这样,通过基于领域知识,对历史操作系统事件数据添加相关的解释信息,可以使得训练得到的故障检测模型输出的系统故障检测结果具备可解释性。
S902、电子设备基于分类算法和第二数据,对待训练模型进行训练,以得到待调整模型。
具体的,故障检测模型可以是一种多分类模型。在这种情况下,电子设备基于分类算法和第二数据,对待训练模型进行训练,以得到待调整模型。
其中,第二数据包括历史操作系统运行数据和添加状态标识后的历史操作系统事件数据;待训练模型包括:待训练的应用特征分类模型和待训练的故障分类模型。
在一种可以实现的方式中,上述分类算法可以是K最近邻(k-Nearest Neighbor,KNN)分类算法,也可以是贝叶斯分类器算法,也可以是逻辑回归算法,还可以是其他用于分类的算法,本申请实施例对此不作限定。
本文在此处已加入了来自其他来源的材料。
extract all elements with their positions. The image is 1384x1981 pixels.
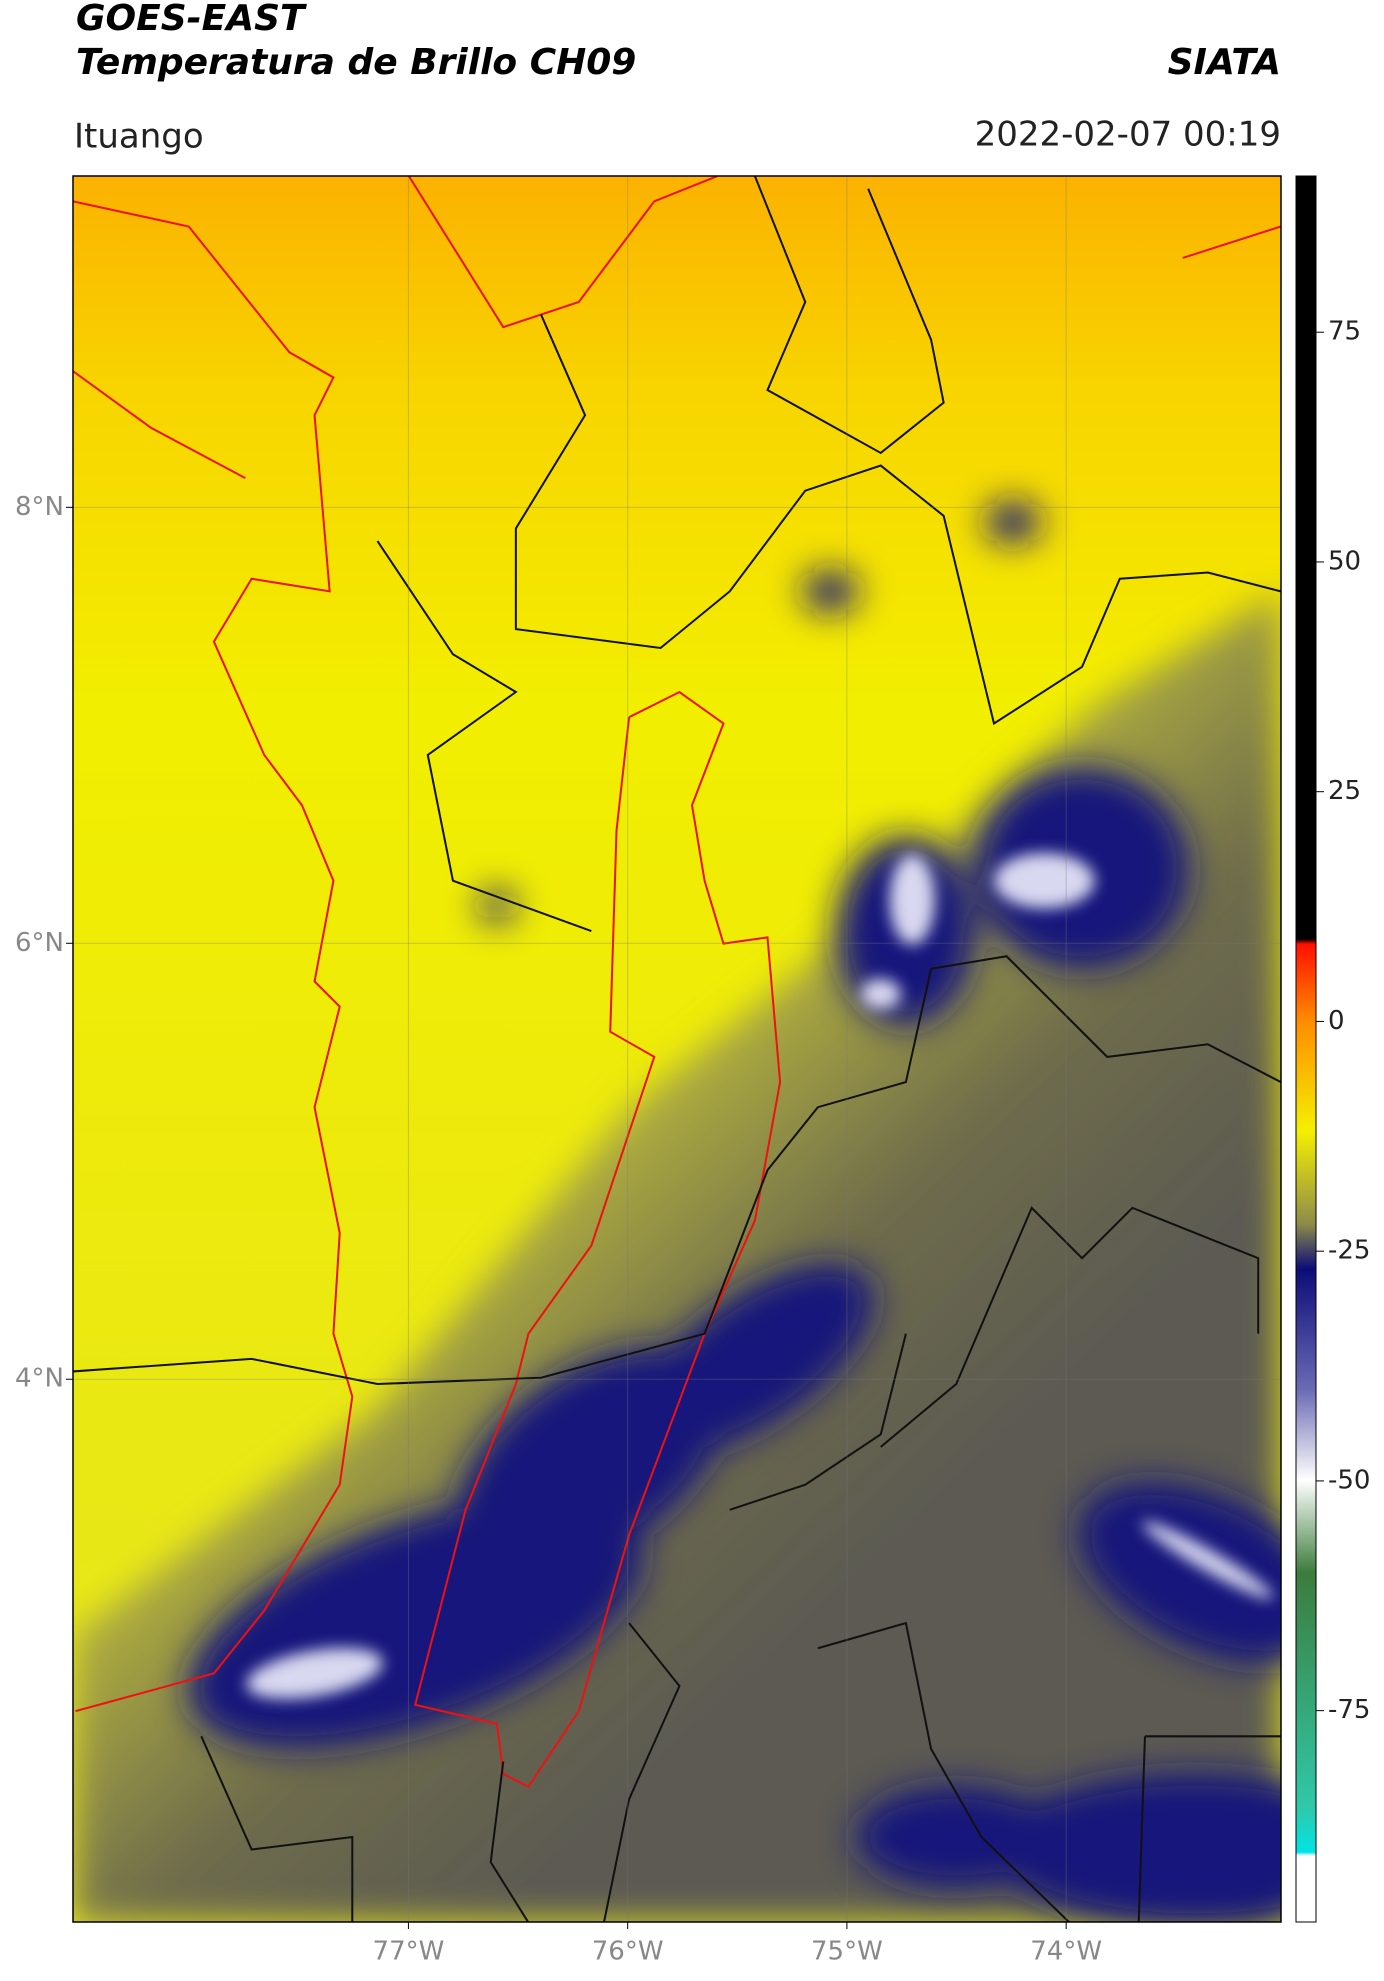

应用特征分类模型用于确定待检测操作系统的系统故障的应用特征。
可选的,上述应用特征可以包括:CPU密集型、IO密集型、周期特征等。
CPU密集型也叫计算密集型,指的是操作系统的硬盘、内存性能相对CPU要好很多。此时,操作系统运作大部分的状况是CPU完全加载,CPU要读或者写硬盘或者内存时,硬盘或者内存在很短的时间就可以完成。
IO密集型指的是操作系统的CPU性能相对硬盘、内存要好很多,此时,系统运作,大部分的状况是CPU在等I/O(硬盘/内存)的读/写操作,此时CPU加载率并不高。IO密集型的程序一般在达到性能极限时,CPU利用率仍然较低。这可能是因为任务本身需要大量I/O操作,而管道链路不顺畅,没有充分利用处理器能力。
周期特征指的是操作系统的进程或线程或应用具有周期性的特征。
故障分类模型用于确定待检测操作系统发生系统故障的应用特征的故障类型。
可选的,上述故障类型可以包括:状态类型故障、功能类型故障、性能类型故障等。
在一种可以实现的方式中,为了训练得到精度较高的故障检测模型,电子设备可以获取与历史操作系统运行数据对应历史时间段的原始数据。然后,电子设备可以对这些原始数据执行预处理操作,以得到历史操作系统运行数据,为后续训练得到故障检测模型提供准确的基准数据。
其中,预处理操作用于对原始数据进行数据清洗,以得到完整、平滑且无噪声的当前操作系统运行数据。
可选的,上述预处理操作可以包括:缺失补齐、异常去躁、指标平滑等操作,本申请实施例对此不作限定。
S903、电子设备基于历史操作系统运行数据和参数优化算法,对待调整模型进行参数调整,以得到故障检测模型。
其中,故障检测模型包括:应用特征分类模型和故障分类模型。
具体的,在对待调整模型进行模型训练的过程中,需要对待调整模型的参数进行调整优化。在这种情况下,电子设备可以基于历史操作系统运行数据和参数优化算法,对待调整模型进行参数调整,以得到故障检测模型。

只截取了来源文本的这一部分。